Orfèvrerie

L’hôpital de Lessines possède l’une des plus importantes collections publiques d’orfèvrerie tant civile que religieuse, riche de près de 140 pièces et couvrant les styles gothique, Renaissance, Louis XIV, Louis XV, Louis XVI et néo-gothique dans le domaine du travail des métaux précieux.

Calice

Vermeil, 1632, h: 29,5 cm

Cette très belle pièce est ornée de motifs issus du répertoire décoratif de la Renaissance.

Le pied rond en cloche écrasée est ajouré de motifs de têtes d’angelots, surmontés d’un décor en ronde-bosse de grappes de fruits et d’angelots. La tige est ornée de noeuds multiples. Le noeud principal, en olive, reprend les motifs précédents dont l’orfèvre a également recouvert la fausse-coupe. Le calice ne porte qu’une seule marque, le « rochoir » des orfèvres LEFEBVRE de Tournai et a été offert par la Dame prieure Jeanne DUQUESNE en 1632.

Bras-reliquaire de Sainte Marguerite

Argent et vermeil, XVIIe siècle.

Ce reliquaire en forme d’avant-bras constitue une paire avec celui de sainte Elisabeth (plus richement décoré, volé en 1980). L’argent imite le tissu tandis que la base et le poignet du bras sont ornés d’une frise d’oves dorés. Le même motif est repris autour de la fenêtre de la relique. L’objet a été offert par la Dame prieure Jeanne DUQUESNE.

Ciboire

Argent et vermeil

Ce très bel objet offre toutes les caractéristiques de la Renaissance appliquées à l’orfèvrerie religieuse: godrons, rinceaux, cuirs, têtes d’angelots, fleurs, fruits,…

Le couvercle est terminé par une urne piriforme, à deux anses et surmontée d’une importante croix portant le Christ. Ce ciboire a conservé intacts ses quatre poinçons: le T de la ville de Tournai, la tour posée sur un croissant et surmontée d’une fleur de lys de Tournai, le coeur avec une couronne dominée par une croix, le tout dans un écu de l’orfèvre de SURMONT, doyen de la corporation des orfèvres au début du XVIIe siècle à Tournai et enfin, la lettre décanale C.

Ostensoir-Monstrance

Vermeil, 1557

Cette magnifique pièce présente encore une apparence résolument gothique « flamboyant » tout en possédant déjà des détails typiquement Renaissance.

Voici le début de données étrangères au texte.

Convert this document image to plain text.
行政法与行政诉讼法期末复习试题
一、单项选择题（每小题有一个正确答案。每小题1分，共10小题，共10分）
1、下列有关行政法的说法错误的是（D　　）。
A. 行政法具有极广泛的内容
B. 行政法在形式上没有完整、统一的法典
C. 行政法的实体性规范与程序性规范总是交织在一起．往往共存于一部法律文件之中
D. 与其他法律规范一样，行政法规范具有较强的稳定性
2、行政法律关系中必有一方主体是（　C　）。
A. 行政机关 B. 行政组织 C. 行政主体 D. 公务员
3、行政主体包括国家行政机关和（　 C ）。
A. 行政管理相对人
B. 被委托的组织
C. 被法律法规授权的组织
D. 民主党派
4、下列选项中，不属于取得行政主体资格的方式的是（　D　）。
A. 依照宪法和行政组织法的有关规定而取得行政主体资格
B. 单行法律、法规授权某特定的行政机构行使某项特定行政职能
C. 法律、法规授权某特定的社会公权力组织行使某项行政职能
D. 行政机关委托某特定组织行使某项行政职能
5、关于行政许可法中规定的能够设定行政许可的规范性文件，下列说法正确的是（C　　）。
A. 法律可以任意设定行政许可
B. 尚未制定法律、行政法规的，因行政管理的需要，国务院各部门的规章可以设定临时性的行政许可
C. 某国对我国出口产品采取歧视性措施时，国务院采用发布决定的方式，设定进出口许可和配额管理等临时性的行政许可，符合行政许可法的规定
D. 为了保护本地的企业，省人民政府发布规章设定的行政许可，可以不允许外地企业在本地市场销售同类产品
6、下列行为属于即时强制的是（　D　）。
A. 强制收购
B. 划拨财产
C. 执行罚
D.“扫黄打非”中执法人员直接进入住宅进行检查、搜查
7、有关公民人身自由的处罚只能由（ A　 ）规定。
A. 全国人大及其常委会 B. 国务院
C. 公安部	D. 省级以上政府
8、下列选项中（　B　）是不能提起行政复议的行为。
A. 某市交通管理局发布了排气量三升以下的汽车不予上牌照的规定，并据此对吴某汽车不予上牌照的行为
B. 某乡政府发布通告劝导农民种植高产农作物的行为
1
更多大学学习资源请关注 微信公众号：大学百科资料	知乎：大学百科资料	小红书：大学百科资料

Le pied polylobé est surmonté d’une tige avec noeud orné de têtes d’angelots. Le cylindre contenu dans une double couronne de fleurons est entouré de contreforts décorés de colonnettes, de dais, de statuettes et de pinacles. Ceux-ci soutiennent un dôme surmonté d’un dais ouvragé abritant une statuette de la Vierge à L’Enfant et terminé par la croix.

Une effigie de la Prieure Amandine de RUEST ainsi que l’inscription « DAME MANDYNE DE RUEST L’AN 1557 – DORE L’AN 1574 – RESTAURE EN 1869 » sont gravées sur le pied.

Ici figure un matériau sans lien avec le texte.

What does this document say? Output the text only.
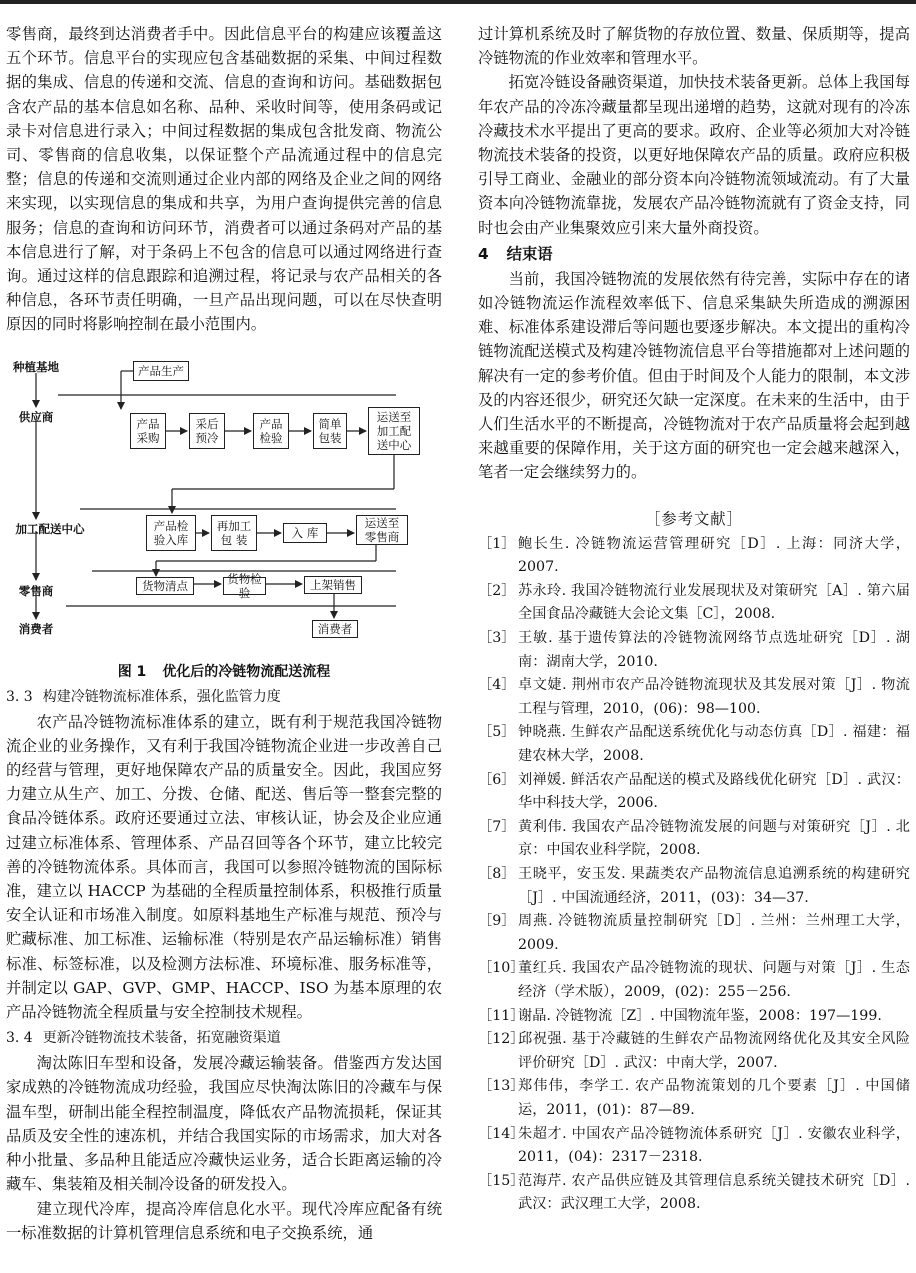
零售商，最终到达消费者手中。因此信息平台的构建应该覆盖这五个环节。信息平台的实现应包含基础数据的采集、中间过程数据的集成、信息的传递和交流、信息的查询和访问。基础数据包含农产品的基本信息如名称、品种、采收时间等，使用条码或记录卡对信息进行录入；中间过程数据的集成包含批发商、物流公司、零售商的信息收集，以保证整个产品流通过程中的信息完整；信息的传递和交流则通过企业内部的网络及企业之间的网络来实现，以实现信息的集成和共享，为用户查询提供完善的信息服务；信息的查询和访问环节，消费者可以通过条码对产品的基本信息进行了解，对于条码上不包含的信息可以通过网络进行查询。通过这样的信息跟踪和追溯过程，将记录与农产品相关的各种信息，各环节责任明确，一旦产品出现问题，可以在尽快查明原因的同时将影响控制在最小范围内。

种植基地
供应商
加工配送中心
零售商
消费者
产品生产
产品
采购
采后
预冷
产品
检验
简单
包装
运送至
加工配
送中心
产品检
验入库
再加工
包 装	入 库
运送至
零售商
货物清点	货物检验
上架销售
消费者
图 1 优化后的冷链物流配送流程

3. 3 构建冷链物流标准体系，强化监管力度

农产品冷链物流标准体系的建立，既有利于规范我国冷链物流企业的业务操作，又有利于我国冷链物流企业进一步改善自己的经营与管理，更好地保障农产品的质量安全。因此，我国应努力建立从生产、加工、分拨、仓储、配送、售后等一整套完整的食品冷链体系。政府还要通过立法、审核认证，协会及企业应通过建立标准体系、管理体系、产品召回等各个环节，建立比较完善的冷链物流体系。具体而言，我国可以参照冷链物流的国际标准，建立以 HACCP 为基础的全程质量控制体系，积极推行质量安全认证和市场准入制度。如原料基地生产标准与规范、预冷与贮藏标准、加工标准、运输标准（特别是农产品运输标准）销售标准、标签标准，以及检测方法标准、环境标准、服务标准等，并制定以 GAP、GVP、GMP、HACCP、ISO 为基本原理的农产品冷链物流全程质量与安全控制技术规程。

3. 4 更新冷链物流技术装备，拓宽融资渠道

淘汰陈旧车型和设备，发展冷藏运输装备。借鉴西方发达国家成熟的冷链物流成功经验，我国应尽快淘汰陈旧的冷藏车与保温车型，研制出能全程控制温度，降低农产品物流损耗，保证其品质及安全性的速冻机，并结合我国实际的市场需求，加大对各种小批量、多品种且能适应冷藏快运业务，适合长距离运输的冷藏车、集装箱及相关制冷设备的研发投入。

建立现代冷库，提高冷库信息化水平。现代冷库应配备有统一标准数据的计算机管理信息系统和电子交换系统，通

过计算机系统及时了解货物的存放位置、数量、保质期等，提高冷链物流的作业效率和管理水平。

拓宽冷链设备融资渠道，加快技术装备更新。总体上我国每年农产品的冷冻冷藏量都呈现出递增的趋势，这就对现有的冷冻冷藏技术水平提出了更高的要求。政府、企业等必须加大对冷链物流技术装备的投资，以更好地保障农产品的质量。政府应积极引导工商业、金融业的部分资本向冷链物流领域流动。有了大量资本向冷链物流靠拢，发展农产品冷链物流就有了资金支持，同时也会由产业集聚效应引来大量外商投资。

4 结束语

当前，我国冷链物流的发展依然有待完善，实际中存在的诸如冷链物流运作流程效率低下、信息采集缺失所造成的溯源困难、标准体系建设滞后等问题也要逐步解决。本文提出的重构冷链物流配送模式及构建冷链物流信息平台等措施都对上述问题的解决有一定的参考价值。但由于时间及个人能力的限制，本文涉及的内容还很少，研究还欠缺一定深度。在未来的生活中，由于人们生活水平的不断提高，冷链物流对于农产品质量将会起到越来越重要的保障作用，关于这方面的研究也一定会越来越深入，笔者一定会继续努力的。

［参考文献］

［1］ 鲍长生. 冷链物流运营管理研究［D］. 上海：同济大学，2007.

［2］ 苏永玲. 我国冷链物流行业发展现状及对策研究［A］. 第六届全国食品冷藏链大会论文集［C］，2008.

［3］ 王敏. 基于遗传算法的冷链物流网络节点选址研究［D］. 湖南：湖南大学，2010.

［4］ 卓文婕. 荆州市农产品冷链物流现状及其发展对策［J］. 物流工程与管理，2010，(06)：98—100.

［5］ 钟晓燕. 生鲜农产品配送系统优化与动态仿真［D］. 福建：福建农林大学，2008.

［6］ 刘禅媛. 鲜活农产品配送的模式及路线优化研究［D］. 武汉：华中科技大学，2006.

［7］ 黄利伟. 我国农产品冷链物流发展的问题与对策研究［J］. 北京：中国农业科学院，2008.

［8］ 王晓平，安玉发. 果蔬类农产品物流信息追溯系统的构建研究［J］. 中国流通经济，2011，(03)：34—37.

［9］ 周燕. 冷链物流质量控制研究［D］. 兰州：兰州理工大学，2009.

［10］
董红兵. 我国农产品冷链物流的现状、问题与对策［J］. 生态经济（学术版），2009，(02)：255－256.

［11］
谢晶. 冷链物流［Z］. 中国物流年鉴，2008：197—199.

［12］
邱祝强. 基于冷藏链的生鲜农产品物流网络优化及其安全风险评价研究［D］. 武汉：中南大学，2007.

［13］
郑伟伟，李学工. 农产品物流策划的几个要素［J］. 中国储运，2011，(01)：87—89.

［14］
朱超才. 中国农产品冷链物流体系研究［J］. 安徽农业科学，2011，(04)：2317－2318.

［15］
范海芹. 农产品供应链及其管理信息系统关键技术研究［D］. 武汉：武汉理工大学，2008.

Châsses de sainte Ursule et Saint Eloi

Argent, cuivre doré et ébène, 1658-1660.

L’église de l’hôpital de Lessines est dédiée à saint Eloi et sainte Ursule; de ce fait, elle possède deux châsses destinées à en abriter les reliques. Exposées à la vénération lors des grandes fêtes, ces oeuvres furent commandées à l’orfèvre Philippe LENOIR d’Ath entre 1658 et 1660.

Elles présentent toutes deux le même décor baroque, malgré certains attributs spécifiques et les plaques historiées du socle. La châsse est posée sur un socle plaqué d’ébène, abritant deux niches garnies d’angelots porteurs des attributs du saint; la face du socle est rehaussée d’une grande plaque d’argent décorée d’angelots, de têtes et de rinceaux. Les plaques représentent un fait marquant de la vie du saint: saint Eloi guérissant des pestiférés et le martyre de sainte Ursule.

La châsse elle-même épouse la forme d’un coffret posé sur deux pieds à enroulements décorés de perles, de grenades et de feuillages. Le corps du coffret est ouvert par une plaque de verre entourée d’un opulent décor de fleurs, de fruits, d’angelots et d’ailes de chauves-souris. Les angles du coffret sont plaqués d’anges-cariatides en ronde-bosse, tenant des cordelières. Un étranglement est orné de feuillages, de rinceaux, de fruits et des armoiries des donateurs. Enfin, la partie supérieure est décorée de grenades, de lauriers et de fleurs, le tout surmonté par un pot à feu et deux chérubins soutenant une couronne de gui.

Ces deux châsses ont inspiré, au XVIIIe siècle, une composition importante du maître-autel, constituée d’une croix, d’un pupitre, de quatre vases, d’un carillon d’autel et des deux reliquaires.